In Sharp Contrast: Karen’s Experience
Karen, one of my oldest childhood friends, had a decidedly different experience, not only in the type of cancer she battled, but also in what she ultimately endured.
“I don’t think I could have gotten through this without prayer and my friends,” she said as we chatted on the phone the other day. Always the optimist, she then started rattling off the benefits. “I got closer to the Lord, and I looked at the positives, like the new treatments and the improved recovery rates.”
Karen’s ordeal began in August 2017. Our gang had gathered at our place that month to watch the solar eclipse, which coincided with our annual get-together. We all knew Karen was awaiting results from the biopsy of a lump she found. We crossed our fingers.
The news couldn’t have been worse. Karen’s doctors diagnosed triple negative, a form that doesn’t have any of the receptors commonly found in breast cancer. In plain language, they couldn’t treat her cancer with hormone inhibitors, as was the case for Wanda. The only option included a lumpectomy or mastectomy, followed by chemotherapy and radiation.
The Cancer Wouldn’t Leave
Karen opted for a lumpectomy and took a nine-month leave of absence. Each week, she traveled to her clinic to receive a cocktail of chemicals administered through her port, and for five weeks she received daily radiation following her chemo treatment. She lost her hair, which she hid with a biker-chick bandana, and soldiered on.

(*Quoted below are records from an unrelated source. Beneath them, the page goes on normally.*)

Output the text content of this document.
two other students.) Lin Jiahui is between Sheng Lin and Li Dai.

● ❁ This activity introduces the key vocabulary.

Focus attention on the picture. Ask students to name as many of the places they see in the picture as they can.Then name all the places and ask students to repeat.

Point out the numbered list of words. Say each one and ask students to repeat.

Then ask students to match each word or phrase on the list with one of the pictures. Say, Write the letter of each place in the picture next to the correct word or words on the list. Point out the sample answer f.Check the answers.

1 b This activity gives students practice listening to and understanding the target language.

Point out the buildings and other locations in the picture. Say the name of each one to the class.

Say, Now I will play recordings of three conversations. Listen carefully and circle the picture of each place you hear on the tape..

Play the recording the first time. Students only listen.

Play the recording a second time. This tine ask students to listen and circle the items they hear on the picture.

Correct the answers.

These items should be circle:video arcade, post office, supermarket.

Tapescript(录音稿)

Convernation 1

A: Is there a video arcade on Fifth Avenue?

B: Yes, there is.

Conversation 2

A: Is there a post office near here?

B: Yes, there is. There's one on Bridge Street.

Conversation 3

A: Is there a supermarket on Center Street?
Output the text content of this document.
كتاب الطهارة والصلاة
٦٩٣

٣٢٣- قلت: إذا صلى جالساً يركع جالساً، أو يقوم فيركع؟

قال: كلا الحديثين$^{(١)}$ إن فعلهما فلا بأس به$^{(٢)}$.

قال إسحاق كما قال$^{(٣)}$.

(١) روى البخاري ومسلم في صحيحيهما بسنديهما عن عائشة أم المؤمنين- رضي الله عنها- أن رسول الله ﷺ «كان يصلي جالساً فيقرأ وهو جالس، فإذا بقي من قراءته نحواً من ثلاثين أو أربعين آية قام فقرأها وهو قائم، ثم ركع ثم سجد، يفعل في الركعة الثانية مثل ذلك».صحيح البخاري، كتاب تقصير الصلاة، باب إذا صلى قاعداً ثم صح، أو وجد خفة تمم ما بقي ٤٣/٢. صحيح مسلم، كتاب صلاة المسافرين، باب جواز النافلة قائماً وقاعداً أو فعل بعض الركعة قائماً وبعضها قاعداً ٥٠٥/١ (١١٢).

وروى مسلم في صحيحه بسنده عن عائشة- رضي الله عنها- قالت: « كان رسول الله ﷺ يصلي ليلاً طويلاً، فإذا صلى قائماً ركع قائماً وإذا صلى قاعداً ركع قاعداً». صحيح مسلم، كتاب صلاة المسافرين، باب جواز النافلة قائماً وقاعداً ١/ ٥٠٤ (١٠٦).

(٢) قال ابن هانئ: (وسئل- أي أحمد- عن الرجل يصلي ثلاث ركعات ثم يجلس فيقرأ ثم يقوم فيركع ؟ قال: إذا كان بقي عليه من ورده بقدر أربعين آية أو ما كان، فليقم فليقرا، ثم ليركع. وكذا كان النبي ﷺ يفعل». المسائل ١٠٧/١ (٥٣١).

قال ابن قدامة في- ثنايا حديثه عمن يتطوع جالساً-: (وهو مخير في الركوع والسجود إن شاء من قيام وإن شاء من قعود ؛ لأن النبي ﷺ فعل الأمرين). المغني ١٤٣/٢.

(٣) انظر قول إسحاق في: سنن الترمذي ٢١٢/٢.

She never stopped smiling.
When she thought her cancer gone, a follow-up mammogram three years later detected another mass attached to her ribs. This was getting real, and her husband, David, began showing signs of distress. “I think he thought I was going to die, especially when the doctor told him, ‘I don’t like what I saw.’”
She had a mastectomy and another round of chemotherapy; this time, the treatment focused on prevention. And again, Karen muscled through even when the expander necessary for reconstructive surgery pierced her thin, fragile skin. Her doctors removed it, and eliminated the possibility for reconstruction.

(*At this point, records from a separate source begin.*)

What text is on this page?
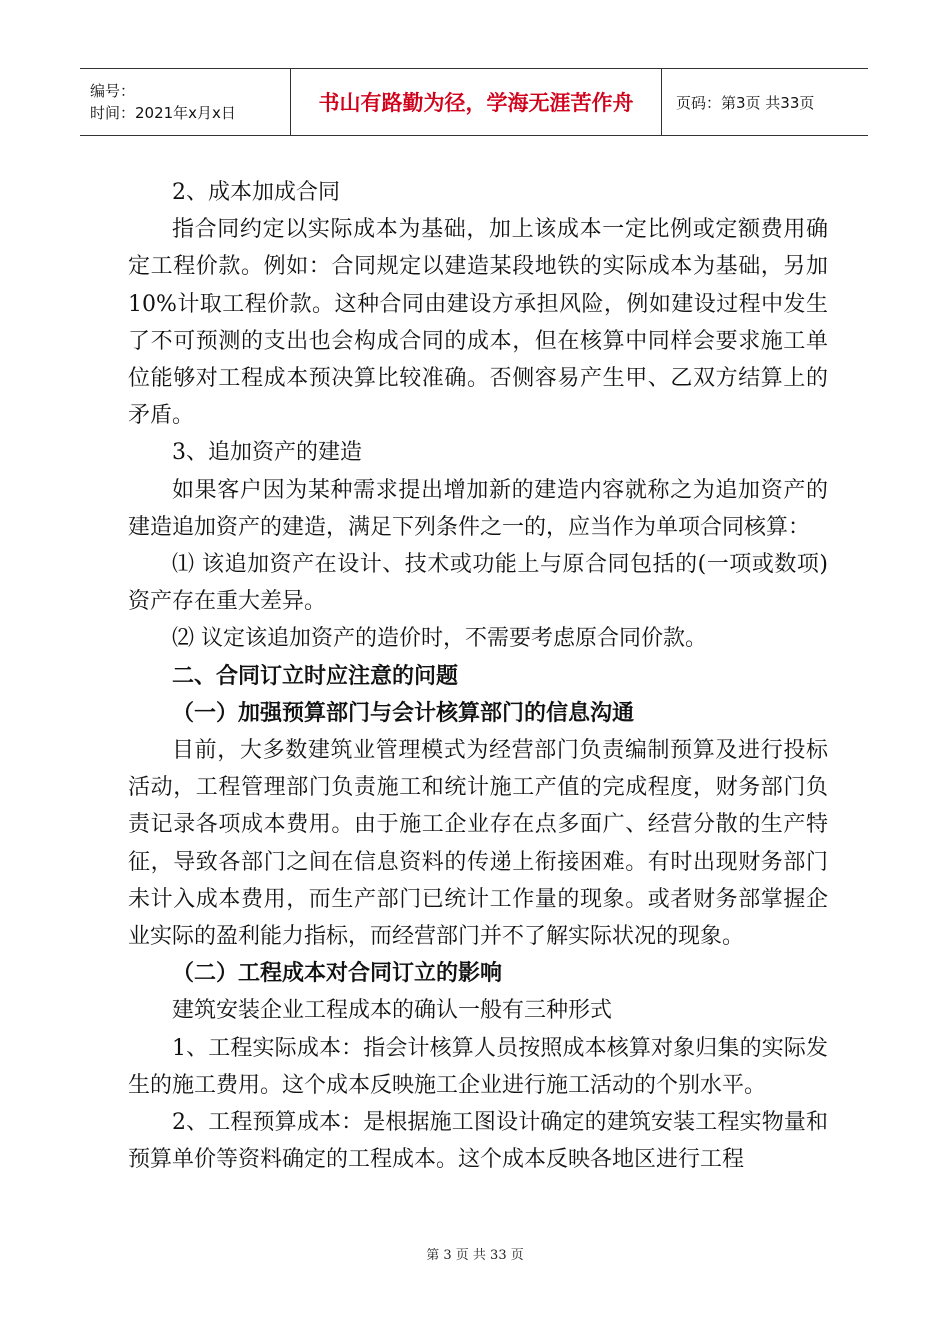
编号：
时间：2021年x月x日	书山有路勤为径，学海无涯苦作舟	页码：第3页 共33页

2、成本加成合同

指合同约定以实际成本为基础，加上该成本一定比例或定额费用确定工程价款。例如：合同规定以建造某段地铁的实际成本为基础，另加10%计取工程价款。这种合同由建设方承担风险，例如建设过程中发生了不可预测的支出也会构成合同的成本，但在核算中同样会要求施工单位能够对工程成本预决算比较准确。否侧容易产生甲、乙双方结算上的矛盾。

3、追加资产的建造

如果客户因为某种需求提出增加新的建造内容就称之为追加资产的建造追加资产的建造，满足下列条件之一的，应当作为单项合同核算：

⑴ 该追加资产在设计、技术或功能上与原合同包括的(一项或数项)资产存在重大差异。

⑵ 议定该追加资产的造价时，不需要考虑原合同价款。

二、合同订立时应注意的问题

（一）加强预算部门与会计核算部门的信息沟通

目前，大多数建筑业管理模式为经营部门负责编制预算及进行投标活动，工程管理部门负责施工和统计施工产值的完成程度，财务部门负责记录各项成本费用。由于施工企业存在点多面广、经营分散的生产特征，导致各部门之间在信息资料的传递上衔接困难。有时出现财务部门未计入成本费用，而生产部门已统计工作量的现象。或者财务部掌握企业实际的盈利能力指标，而经营部门并不了解实际状况的现象。

（二）工程成本对合同订立的影响

建筑安装企业工程成本的确认一般有三种形式

1、工程实际成本：指会计核算人员按照成本核算对象归集的实际发生的施工费用。这个成本反映施工企业进行施工活动的个别水平。

2、工程预算成本：是根据施工图设计确定的建筑安装工程实物量和预算单价等资料确定的工程成本。这个成本反映各地区进行工程

第 3 页 共 33 页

And if that weren’t bad enough, her doctors detected a suspicious-looking mass on her thymus gland. They removed the organ just recently, and thankfully, the spot was just a cyst.
Karen, who’s also had skin cancer on her leg, bears lots of physical scars. Her attitude?

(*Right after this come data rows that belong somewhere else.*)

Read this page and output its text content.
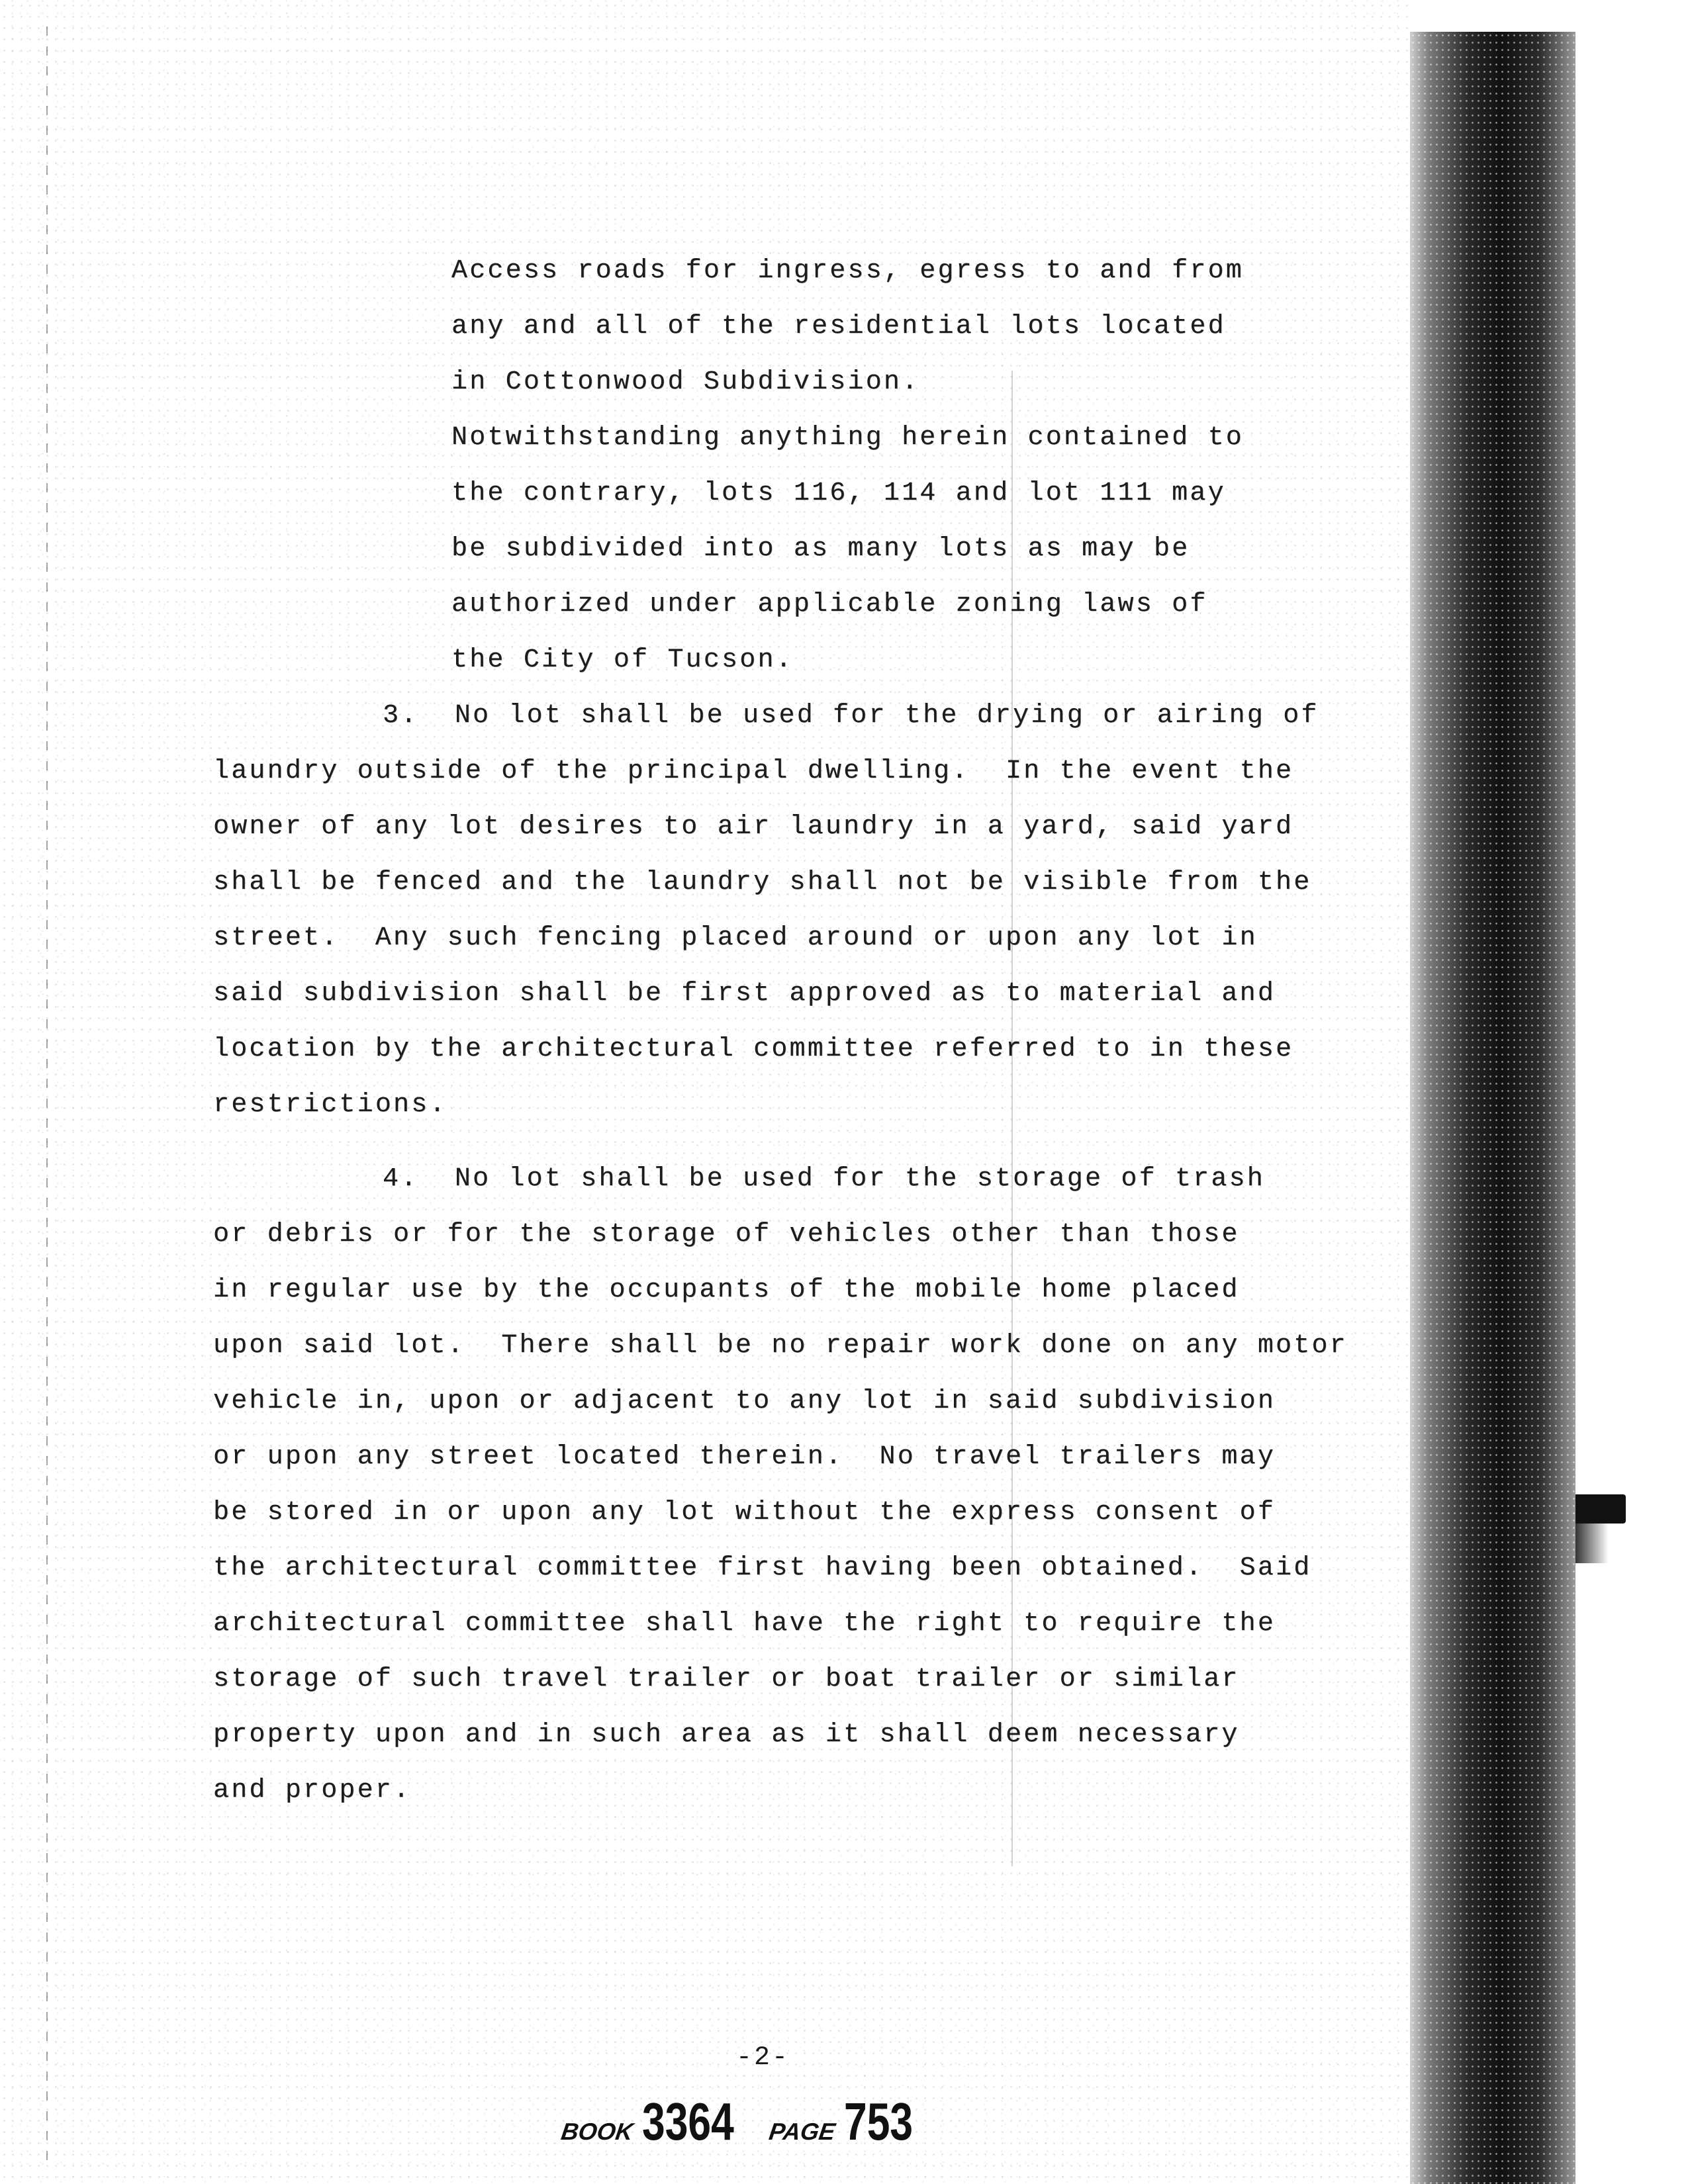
Access roads for ingress, egress to and from
any and all of the residential lots located
in Cottonwood Subdivision.
Notwithstanding anything herein contained to
the contrary, lots 116, 114 and lot 111 may
be subdivided into as many lots as may be
authorized under applicable zoning laws of
the City of Tucson.
3.  No lot shall be used for the drying or airing of
laundry outside of the principal dwelling.  In the event the
owner of any lot desires to air laundry in a yard, said yard
shall be fenced and the laundry shall not be visible from the
street.  Any such fencing placed around or upon any lot in
said subdivision shall be first approved as to material and
location by the architectural committee referred to in these
restrictions.
4.  No lot shall be used for the storage of trash
or debris or for the storage of vehicles other than those
in regular use by the occupants of the mobile home placed
upon said lot.  There shall be no repair work done on any motor
vehicle in, upon or adjacent to any lot in said subdivision
or upon any street located therein.  No travel trailers may
be stored in or upon any lot without the express consent of
the architectural committee first having been obtained.  Said
architectural committee shall have the right to require the
storage of such travel trailer or boat trailer or similar
property upon and in such area as it shall deem necessary
and proper.
-2-
BOOK 3364 PAGE 753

“I’m a two-time cancer survivor.”

Environmental Factors
Both Wanda and Karen have no doubt about what caused their breast cancers. “Since I didn’t have risk factors, my pathologist said it was environmental,” Wanda said. Karen couldn’t agree more. And like Wanda, she can’t remember a single adult who got the disease when she was a kid.
What in the world are we being exposed to these days?
Larry is perhaps more adamant about contributing factors. Why are cattle pumped full of antibiotics and growth hormones? He asked. “Why does a chicken have a breast as big as a basketball?”
Good question, Larry. That’s why he hunts and fills the family freezer with fresh venison untainted by additives and other manmade chemicals. “It’s all in what you eat and drink,” he said. Before learning about Wanda’s cancer, I used to tease Larry about going hunting on some Sunday mornings instead of attending church.
I’ll never do that again.
Tribute to the Survivors I Know
In closing, I want to thank Wanda and Karen for sharing their stories. I also want to acknowledge the women I know who’ve battled the disease:
Theresa, Sandy, Kim, Terry, Lucretia, Kathy, Vicki, Diane, Mel, Gayle, Tionna, Flo, Jane, and Sandy. Joy and Mary Pat, unfortunately, passed away due to breast cancer or complications associated with the disease.
Touching and heart warming stories with positive endings. Thanks for sharing.🤗🥰
You’d love both those gals!
Very inspirational stories! Thank you!
Thanks so much for reading and commenting, Tracy. So appreciated.
Beautiful story, Lori!
Thanks, girl. I appreciate it.
Thank you, Lori, for sharing these survivor stories. I’m so grateful to be living my best life now two years cancer free💟 Sandy
Sandy, I’m grateful, too, that you’re living life. I did include your name among the survivors I know.